Just to get it out of the way: innovation is not about “breaking down the silos” – but neither is it about simply strengthening informal networks between silos. Both these positions are understandable – and both of these practices can be valuable and even necessary – but for innovation they are not ends in themselves.
All complex tasks, and most of modern life involves necessary specializations. And these specializations can and do easily become worlds unto themselves. We have departments, domains, and disciplines each with their own practices, customs, tools, ecosystems and concepts – and these can get territorial or organizationally structured so as to be “siloed”. But these specializations – these “individuations” are also necessary.
Organizationally, inter-departmental movement, coordination and communication are also obviously critical. This is happening both formally and informally. And in all structures the deep imbrication of the informal is as important as the formal to basic functioning.
But for innovation the issues revolve far more around the invention of new disciplines – new structures of agency and knowing. The practices necessary to do this will involve dissolving certain specialities, by-passing some, re-networking others, strenthening yet others, and developing entirely new specialities, networks, customs, tools, ecosystems and concepts.

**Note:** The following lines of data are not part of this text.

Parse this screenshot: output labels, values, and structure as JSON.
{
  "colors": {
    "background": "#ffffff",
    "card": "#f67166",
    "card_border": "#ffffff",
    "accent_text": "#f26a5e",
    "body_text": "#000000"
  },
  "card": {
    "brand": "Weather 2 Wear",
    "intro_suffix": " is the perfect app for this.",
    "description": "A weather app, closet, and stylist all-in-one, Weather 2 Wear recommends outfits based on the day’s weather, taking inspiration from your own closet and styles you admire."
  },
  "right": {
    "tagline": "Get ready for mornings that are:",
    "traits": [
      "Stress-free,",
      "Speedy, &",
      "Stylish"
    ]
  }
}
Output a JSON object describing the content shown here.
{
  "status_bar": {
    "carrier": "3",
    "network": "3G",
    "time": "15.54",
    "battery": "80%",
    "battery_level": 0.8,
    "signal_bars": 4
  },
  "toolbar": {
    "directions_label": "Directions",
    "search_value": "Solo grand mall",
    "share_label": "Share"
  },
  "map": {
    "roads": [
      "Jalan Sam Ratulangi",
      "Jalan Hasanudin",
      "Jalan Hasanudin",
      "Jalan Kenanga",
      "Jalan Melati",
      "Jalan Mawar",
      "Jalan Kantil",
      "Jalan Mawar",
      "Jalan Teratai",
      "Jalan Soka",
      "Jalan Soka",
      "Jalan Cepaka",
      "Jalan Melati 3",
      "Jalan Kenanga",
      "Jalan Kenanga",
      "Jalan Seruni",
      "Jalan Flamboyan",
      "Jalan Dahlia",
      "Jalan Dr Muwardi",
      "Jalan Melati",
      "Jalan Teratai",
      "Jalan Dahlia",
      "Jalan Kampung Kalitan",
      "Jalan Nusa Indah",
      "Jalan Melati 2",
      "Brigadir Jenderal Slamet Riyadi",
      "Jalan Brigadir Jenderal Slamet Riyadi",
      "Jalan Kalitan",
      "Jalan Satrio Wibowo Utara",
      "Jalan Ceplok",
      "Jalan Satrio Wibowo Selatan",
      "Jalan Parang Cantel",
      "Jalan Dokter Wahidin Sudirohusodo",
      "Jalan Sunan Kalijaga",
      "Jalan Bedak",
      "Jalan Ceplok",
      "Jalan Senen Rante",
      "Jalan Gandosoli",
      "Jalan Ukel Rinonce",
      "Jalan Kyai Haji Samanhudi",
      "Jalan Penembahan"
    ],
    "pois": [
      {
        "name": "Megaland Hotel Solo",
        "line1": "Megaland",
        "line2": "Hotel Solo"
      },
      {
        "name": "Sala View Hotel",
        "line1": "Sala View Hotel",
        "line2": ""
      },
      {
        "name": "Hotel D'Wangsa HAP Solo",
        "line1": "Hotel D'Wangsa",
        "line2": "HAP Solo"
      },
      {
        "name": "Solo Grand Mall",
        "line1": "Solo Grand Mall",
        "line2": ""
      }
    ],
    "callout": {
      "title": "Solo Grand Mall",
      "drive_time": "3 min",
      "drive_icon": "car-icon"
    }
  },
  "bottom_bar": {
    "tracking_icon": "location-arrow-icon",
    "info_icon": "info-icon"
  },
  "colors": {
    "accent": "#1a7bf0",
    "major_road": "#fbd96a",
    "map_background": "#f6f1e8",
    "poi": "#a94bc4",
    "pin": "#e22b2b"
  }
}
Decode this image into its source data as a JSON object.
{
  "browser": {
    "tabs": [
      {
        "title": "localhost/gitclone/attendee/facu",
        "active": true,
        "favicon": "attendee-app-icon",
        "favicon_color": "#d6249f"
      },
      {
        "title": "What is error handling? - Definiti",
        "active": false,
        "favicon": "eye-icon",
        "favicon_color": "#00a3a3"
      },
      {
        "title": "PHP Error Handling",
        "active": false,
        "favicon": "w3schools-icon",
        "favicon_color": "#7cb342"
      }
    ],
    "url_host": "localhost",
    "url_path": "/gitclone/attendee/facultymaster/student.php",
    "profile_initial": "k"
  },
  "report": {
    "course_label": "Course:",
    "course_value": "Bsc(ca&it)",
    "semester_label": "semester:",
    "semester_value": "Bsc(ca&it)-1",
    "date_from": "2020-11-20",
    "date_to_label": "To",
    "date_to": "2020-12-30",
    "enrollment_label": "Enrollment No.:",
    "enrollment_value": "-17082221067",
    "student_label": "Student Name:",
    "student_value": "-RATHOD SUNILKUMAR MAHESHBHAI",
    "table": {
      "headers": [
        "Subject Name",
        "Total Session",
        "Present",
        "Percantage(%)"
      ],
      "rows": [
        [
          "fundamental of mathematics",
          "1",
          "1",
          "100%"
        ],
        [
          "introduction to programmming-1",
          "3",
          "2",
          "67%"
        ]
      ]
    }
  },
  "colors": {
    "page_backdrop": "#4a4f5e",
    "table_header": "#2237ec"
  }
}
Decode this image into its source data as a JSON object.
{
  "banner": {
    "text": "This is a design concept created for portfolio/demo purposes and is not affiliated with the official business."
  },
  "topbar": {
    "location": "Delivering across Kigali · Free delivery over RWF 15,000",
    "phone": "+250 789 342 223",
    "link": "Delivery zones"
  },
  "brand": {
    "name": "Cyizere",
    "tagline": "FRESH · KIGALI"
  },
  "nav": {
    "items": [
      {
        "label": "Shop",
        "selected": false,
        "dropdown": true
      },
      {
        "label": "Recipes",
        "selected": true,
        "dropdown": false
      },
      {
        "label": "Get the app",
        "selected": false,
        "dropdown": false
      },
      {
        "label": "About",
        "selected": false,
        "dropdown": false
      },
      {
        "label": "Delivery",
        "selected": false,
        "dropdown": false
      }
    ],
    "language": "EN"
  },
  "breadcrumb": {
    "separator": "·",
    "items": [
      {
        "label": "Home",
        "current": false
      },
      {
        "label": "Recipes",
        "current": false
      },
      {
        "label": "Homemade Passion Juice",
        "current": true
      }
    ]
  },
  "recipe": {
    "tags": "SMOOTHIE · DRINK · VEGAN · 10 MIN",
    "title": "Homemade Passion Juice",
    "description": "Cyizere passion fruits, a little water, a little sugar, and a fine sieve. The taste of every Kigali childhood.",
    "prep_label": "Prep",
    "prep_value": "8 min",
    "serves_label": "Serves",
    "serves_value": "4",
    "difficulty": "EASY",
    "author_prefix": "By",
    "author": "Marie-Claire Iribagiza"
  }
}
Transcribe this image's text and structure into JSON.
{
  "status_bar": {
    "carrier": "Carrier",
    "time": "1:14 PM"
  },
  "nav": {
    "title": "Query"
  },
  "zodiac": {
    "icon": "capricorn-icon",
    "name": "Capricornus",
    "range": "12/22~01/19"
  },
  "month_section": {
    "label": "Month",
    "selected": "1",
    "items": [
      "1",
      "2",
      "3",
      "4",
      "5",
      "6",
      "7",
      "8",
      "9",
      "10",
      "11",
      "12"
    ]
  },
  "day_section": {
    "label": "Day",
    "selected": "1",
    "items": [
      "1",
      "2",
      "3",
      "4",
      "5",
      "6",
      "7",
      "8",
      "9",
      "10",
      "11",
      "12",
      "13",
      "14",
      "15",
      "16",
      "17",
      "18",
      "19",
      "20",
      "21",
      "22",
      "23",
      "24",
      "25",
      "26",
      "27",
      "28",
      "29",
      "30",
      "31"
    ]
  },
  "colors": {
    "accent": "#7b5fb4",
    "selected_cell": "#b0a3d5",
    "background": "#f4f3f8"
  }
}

In the process of doing this there are also times when “siloing” the new – to allow it to be, and stay, new is critical. For, as the new emerges, it is far too easy for it to be pulled back into the old – to be forced to do the work of the old, as A. N. Whitehead so wonderfully put it. Part of developing feedforward cycles that lead to new systems stabilizing – is protecting them from falling back into the old via some temporary form of "siloing".
The desire to break down all silos can also become a desire and logic to erase all qualitative differences. To make many worlds reducible to one. We need to ask – who does this benefit?
The rhetoric of silos is part of the jargon of innovation – and it is a rhetoric that puts the focus far away from the processes necessary for engaging with creative processes.